A high-profile copyright lawsuit involving several popular Chinese writers and electronics giant Apple is still hanging in doubt despite a Beijing court giving an initial verdict on Thursday.
The Beijing No. 2 Intermediate People's Court on Thursday ruled that Apple should stop copyright infringement and pay eight Chinese writers a total of 412,000 yuan (US$66,000) in compensation.
The Beijing No. 2 Intermediate People's Court ruled that Apple should stop copyright infringement and pay eight Chinese writers a total of 412,000 yuan (US$66,000) in compensation.
The eight plaintiffs include Murong Xuecun, Li Chengpeng and He Ma, whose books are often on best-seller lists across the country, said Wang Guohua, the writers' lawyer.
The eight writers claimed Apple sold their books through its online App Store without authorization, prompting them to appeal to the court at the beginning of this year. The case started on Oct 11.
However, the Writers' Rights Protection Union, an organization representing the eight plaintiffs, said they are not satisfied with the compensation and will appeal to a higher court.
Bei Zhicheng, executive of the union established in July 2011 to safeguard Chinese writers' copyright online, said that the compensation is far below their expectations.
"We asked for about 10 million yuan as compensation for the eight writers as we first claimed in October last year, but now the amount is only about 400,000 yuan," he said. "It seems to 'encourage' Apple to go on with its infringement instead of punishing it, because the compensation won't harm such a big company."

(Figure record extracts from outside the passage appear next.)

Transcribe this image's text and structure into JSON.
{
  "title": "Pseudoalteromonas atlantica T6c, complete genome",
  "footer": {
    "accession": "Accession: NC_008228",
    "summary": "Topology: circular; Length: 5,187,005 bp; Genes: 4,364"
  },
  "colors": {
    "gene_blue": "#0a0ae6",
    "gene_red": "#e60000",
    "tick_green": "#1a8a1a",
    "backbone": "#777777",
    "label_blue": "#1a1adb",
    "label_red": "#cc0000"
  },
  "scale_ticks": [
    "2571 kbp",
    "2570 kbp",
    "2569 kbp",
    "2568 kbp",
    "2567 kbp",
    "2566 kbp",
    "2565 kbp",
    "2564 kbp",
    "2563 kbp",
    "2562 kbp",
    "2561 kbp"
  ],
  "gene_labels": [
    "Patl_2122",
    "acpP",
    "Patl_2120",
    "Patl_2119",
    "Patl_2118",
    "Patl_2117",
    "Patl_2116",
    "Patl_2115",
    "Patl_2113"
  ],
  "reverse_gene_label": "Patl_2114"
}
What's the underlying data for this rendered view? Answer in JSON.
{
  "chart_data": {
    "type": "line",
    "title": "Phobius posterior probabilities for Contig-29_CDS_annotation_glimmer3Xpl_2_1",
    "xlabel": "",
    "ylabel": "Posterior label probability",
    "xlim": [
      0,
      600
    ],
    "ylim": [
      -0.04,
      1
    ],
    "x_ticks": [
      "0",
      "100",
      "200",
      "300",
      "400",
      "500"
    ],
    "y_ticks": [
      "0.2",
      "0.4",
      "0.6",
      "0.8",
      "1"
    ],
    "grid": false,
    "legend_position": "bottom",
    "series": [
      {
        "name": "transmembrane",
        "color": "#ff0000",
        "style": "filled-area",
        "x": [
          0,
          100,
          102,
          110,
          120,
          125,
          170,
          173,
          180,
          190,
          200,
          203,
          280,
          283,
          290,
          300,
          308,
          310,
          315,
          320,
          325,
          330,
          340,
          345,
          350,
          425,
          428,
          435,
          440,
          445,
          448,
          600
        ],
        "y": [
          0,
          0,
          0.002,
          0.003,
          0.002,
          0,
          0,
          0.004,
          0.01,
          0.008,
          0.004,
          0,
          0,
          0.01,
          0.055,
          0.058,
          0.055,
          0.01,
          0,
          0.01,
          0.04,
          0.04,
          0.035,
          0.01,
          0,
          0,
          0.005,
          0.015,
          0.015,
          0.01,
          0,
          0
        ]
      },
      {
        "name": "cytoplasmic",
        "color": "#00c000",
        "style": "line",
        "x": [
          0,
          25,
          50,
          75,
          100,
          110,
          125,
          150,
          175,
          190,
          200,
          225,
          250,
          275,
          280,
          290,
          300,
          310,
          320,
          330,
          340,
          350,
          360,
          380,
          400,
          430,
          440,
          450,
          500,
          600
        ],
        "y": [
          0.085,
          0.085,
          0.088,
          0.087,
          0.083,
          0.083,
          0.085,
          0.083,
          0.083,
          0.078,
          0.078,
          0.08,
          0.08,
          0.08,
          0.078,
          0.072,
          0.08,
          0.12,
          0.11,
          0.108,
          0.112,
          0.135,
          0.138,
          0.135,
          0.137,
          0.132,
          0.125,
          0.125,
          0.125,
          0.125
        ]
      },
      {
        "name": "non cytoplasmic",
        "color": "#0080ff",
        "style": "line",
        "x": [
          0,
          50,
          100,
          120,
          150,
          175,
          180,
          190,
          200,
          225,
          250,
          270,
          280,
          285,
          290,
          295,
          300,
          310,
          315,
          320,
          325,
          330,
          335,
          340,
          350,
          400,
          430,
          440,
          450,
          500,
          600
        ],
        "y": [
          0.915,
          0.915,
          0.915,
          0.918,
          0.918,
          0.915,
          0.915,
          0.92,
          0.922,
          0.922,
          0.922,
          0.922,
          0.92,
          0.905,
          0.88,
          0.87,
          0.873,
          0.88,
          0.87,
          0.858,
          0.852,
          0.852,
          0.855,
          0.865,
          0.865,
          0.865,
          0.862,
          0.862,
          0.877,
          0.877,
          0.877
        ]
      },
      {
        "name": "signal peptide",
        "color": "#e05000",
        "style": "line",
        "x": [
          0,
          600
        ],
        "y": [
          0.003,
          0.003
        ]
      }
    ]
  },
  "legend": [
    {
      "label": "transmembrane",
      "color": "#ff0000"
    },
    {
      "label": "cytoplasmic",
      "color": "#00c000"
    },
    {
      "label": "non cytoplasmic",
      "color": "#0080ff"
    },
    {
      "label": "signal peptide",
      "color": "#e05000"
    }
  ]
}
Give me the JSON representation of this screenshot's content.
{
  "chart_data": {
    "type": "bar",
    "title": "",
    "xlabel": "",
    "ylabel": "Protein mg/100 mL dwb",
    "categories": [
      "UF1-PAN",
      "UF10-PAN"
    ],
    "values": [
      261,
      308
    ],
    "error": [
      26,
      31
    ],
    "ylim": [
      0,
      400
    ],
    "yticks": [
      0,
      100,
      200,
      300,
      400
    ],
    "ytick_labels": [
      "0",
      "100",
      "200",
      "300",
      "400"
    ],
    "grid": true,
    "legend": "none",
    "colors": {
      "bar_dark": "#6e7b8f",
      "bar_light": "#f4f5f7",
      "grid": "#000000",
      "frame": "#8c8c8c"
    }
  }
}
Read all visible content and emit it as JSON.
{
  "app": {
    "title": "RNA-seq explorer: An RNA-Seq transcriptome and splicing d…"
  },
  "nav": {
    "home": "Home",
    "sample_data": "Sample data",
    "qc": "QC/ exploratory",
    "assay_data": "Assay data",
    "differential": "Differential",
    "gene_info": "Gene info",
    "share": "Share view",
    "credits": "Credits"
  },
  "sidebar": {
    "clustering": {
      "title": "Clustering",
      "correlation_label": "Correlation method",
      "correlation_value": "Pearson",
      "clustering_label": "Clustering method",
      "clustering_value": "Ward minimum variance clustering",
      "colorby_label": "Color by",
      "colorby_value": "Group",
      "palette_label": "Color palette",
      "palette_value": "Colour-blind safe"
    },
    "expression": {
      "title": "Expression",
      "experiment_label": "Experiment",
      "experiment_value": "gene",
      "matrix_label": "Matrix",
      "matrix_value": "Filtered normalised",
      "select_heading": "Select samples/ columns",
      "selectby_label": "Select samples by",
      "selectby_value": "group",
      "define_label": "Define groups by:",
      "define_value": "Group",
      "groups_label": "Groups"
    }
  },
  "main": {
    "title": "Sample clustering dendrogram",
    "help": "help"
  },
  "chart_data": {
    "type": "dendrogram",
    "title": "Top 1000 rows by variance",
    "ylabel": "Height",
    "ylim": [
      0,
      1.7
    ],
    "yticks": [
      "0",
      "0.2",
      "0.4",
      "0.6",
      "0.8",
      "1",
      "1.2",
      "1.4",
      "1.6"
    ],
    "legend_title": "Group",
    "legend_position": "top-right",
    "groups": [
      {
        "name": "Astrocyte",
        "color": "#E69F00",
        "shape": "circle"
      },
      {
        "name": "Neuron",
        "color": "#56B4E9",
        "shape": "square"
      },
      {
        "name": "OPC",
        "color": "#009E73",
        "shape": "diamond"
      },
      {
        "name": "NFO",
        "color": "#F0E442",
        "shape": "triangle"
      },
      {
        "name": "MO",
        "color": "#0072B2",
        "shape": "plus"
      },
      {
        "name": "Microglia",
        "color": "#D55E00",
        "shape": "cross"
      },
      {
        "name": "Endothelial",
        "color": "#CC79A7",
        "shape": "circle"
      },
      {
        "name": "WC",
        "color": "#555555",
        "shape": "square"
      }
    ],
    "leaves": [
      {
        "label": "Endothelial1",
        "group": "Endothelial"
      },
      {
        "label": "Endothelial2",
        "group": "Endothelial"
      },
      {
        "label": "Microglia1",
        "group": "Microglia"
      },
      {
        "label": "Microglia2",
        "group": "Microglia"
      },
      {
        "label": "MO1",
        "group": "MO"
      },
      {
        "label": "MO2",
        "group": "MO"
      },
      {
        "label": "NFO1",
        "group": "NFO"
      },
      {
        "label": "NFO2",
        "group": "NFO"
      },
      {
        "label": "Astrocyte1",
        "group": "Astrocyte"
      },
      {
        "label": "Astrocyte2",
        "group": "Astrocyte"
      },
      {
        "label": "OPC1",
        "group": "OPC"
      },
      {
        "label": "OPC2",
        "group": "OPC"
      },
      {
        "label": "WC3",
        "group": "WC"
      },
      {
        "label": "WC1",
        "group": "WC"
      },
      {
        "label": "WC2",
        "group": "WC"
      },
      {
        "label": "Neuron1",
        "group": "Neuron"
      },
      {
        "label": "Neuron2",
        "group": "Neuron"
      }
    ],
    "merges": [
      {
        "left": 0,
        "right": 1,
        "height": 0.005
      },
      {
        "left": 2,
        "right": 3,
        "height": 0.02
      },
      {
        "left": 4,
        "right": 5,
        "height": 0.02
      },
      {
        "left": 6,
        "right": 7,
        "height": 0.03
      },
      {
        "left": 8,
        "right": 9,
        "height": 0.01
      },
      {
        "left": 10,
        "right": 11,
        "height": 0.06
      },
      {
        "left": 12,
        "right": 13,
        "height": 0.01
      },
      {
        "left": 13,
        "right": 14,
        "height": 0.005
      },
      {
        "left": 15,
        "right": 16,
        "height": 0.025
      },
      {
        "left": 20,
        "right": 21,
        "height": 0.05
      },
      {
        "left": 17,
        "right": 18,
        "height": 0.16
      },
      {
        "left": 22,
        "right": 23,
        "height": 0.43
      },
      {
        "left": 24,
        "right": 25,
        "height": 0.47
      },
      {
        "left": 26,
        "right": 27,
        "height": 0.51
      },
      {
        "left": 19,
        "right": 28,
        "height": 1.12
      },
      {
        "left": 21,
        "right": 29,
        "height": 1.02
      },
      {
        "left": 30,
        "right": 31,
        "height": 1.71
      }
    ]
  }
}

In the verdict, Li Chengpeng and Murong Xuecun, two popular writers, received only about 10,000 yuan each, which is too low to accept, Bei said.
Neither Apple nor its lawyer wanted to comment on the case on Thursday.
Wang said the cost of online copyright infringement is low in China, but the cost for protecting rights is high.
Wang said it is hard for him to collect evidence while handling such cases, as Apple is a foreign company and it is difficult to gather materials about it.
Liu Yinliang, an associate law professor in intellectual property rights at Peking University, said China is expected to see more such cases.
He urged legislators to increase the financial penalties that courts can levy on companies that violate the copyrights of writers.